[Xapian-discuss] 128 bit Document IDs (Please don't hurt me)

Olly Betts olly at survex.com
Mon Mar 12 13:12:01 GMT 2012


On Fri, Mar 09, 2012 at 02:39:48PM -0900, Shane Spencer wrote:
> I apologize for what may be a sore subject.  4 billion documents is a
> heck of a lot.  64 bit vs 32 bit would be an incredibly large database
> with an average document and term size.  Why 128 bit?  Simply for
> address space.
> 
> Mapping a UUID (128 bit) or MongoDB ObjectID (96 bit) directly into
> the Xapian document space removes the need for referencing one or the
> other from one or both.  I see a common tendency to write a document
> to the Xapian, return the document ID, and then write to the database
> backing the document in some way.

As James notes, you can store the ID as a term in Xapian.

> This is nothing new.. but I really would like to remove that extra
> write and optionally throw a way the Xapian response by specifying the
> document ID as the UUID associated to the document.  This is starting
> to become much more important as people are walking away from
> auto-increment fields and aiming more toward universal identification
> which, from a sparseness standpoint, is amazingly wasteful but
> incredibly useful.
> 
> Thanks for your consideration.  I have no idea how complicated it
> would be to make this change to Xapian, however I'd imagine migrating
> the document ID into a binary like value rather than an integer value
> would allow for very large document ID widths.  This probably means
> adding a 16 bit length to every document ID which is pretty wasteful.
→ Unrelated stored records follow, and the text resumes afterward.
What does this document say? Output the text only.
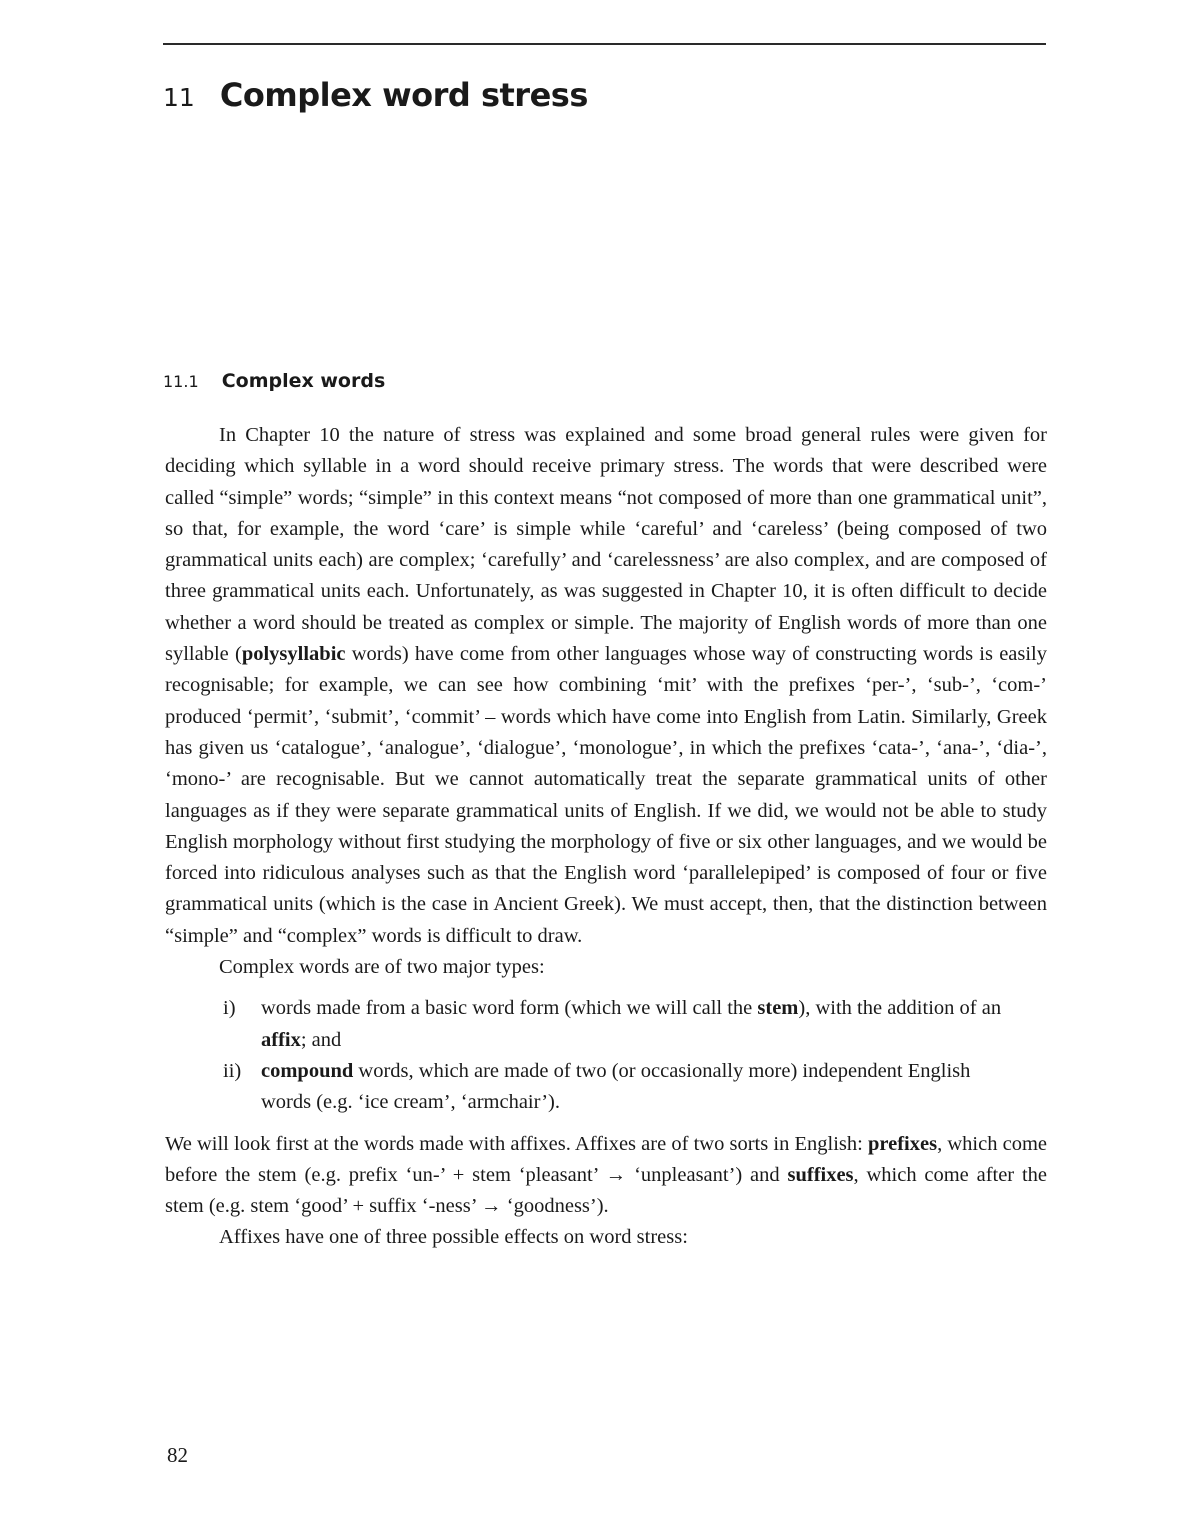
11 Complex word stress
11.1 Complex words

In Chapter 10 the nature of stress was explained and some broad general rules were given for deciding which syllable in a word should receive primary stress. The words that were described were called “simple” words; “simple” in this context means “not composed of more than one grammatical unit”, so that, for example, the word ‘care’ is simple while ‘careful’ and ‘careless’ (being composed of two grammatical units each) are complex; ‘carefully’ and ‘carelessness’ are also complex, and are composed of three grammatical units each. Unfortunately, as was suggested in Chapter 10, it is often difficult to decide whether a word should be treated as complex or simple. The majority of English words of more than one syllable (polysyllabic words) have come from other languages whose way of constructing words is easily recognisable; for example, we can see how combining ‘mit’ with the prefixes ‘per-’, ‘sub-’, ‘com-’ produced ‘permit’, ‘submit’, ‘commit’ – words which have come into English from Latin. Similarly, Greek has given us ‘catalogue’, ‘analogue’, ‘dialogue’, ‘monologue’, in which the prefixes ‘cata-’, ‘ana-’, ‘dia-’, ‘mono-’ are recognisable. But we cannot automatically treat the separate grammatical units of other languages as if they were separate grammatical units of English. If we did, we would not be able to study English morphology without first studying the morphology of five or six other languages, and we would be forced into ridiculous analyses such as that the English word ‘parallelepiped’ is composed of four or five grammatical units (which is the case in Ancient Greek). We must accept, then, that the distinction between “simple” and “complex” words is difficult to draw.

Complex words are of two major types:

i)	words made from a basic word form (which we will call the stem), with the addition of an affix; and
ii) compound words, which are made of two (or occasionally more) independent English words (e.g. ‘ice cream’, ‘armchair’).

We will look first at the words made with affixes. Affixes are of two sorts in English: prefixes, which come before the stem (e.g. prefix ‘un-’ + stem ‘pleasant’ → ‘unpleasant’) and suffixes, which come after the stem (e.g. stem ‘good’ + suffix ‘-ness’ → ‘goodness’).

Affixes have one of three possible effects on word stress:

82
You're making incorrect assumptions about how Xapian stores document
IDs.  They're stored as variable length integers, and the encoding
naturally extends to any size of integer.

At least conceptually, it's fairly easy to make the change you are
suggesting.  People have looked at making the change to 64 bit docids:

http://trac.xapian.org/ticket/385

It's mostly just a matter of changing the type used to "long long",
but assumptions creep in so there are probably a few other fixes needed.

Changing to 128-bit docids isn't much harder.  Most platforms don't
have a 128-bit integer type, but you can make one with a C++ class
and operator overloading.  Then just plug that in instead of
"long long" (and probably fix a few assumptions).  The only limitation
I can see is that this reduces the maximum term length a bit (since we
need to build Btree keys from a term and a docid, so if the docid can
be wider, the term can't be quite as long.

However, Xapian stores deltas between document ids a lot, and if you
create this ultra-sparse space of document ids, these deltas will
tend to be billions rather than being small integers.  That means
everything takes more space to store - probably much more than it
would take to just store each document's UUID as a term.

Cheers,
    Olly



More information about the Xapian-discuss mailing list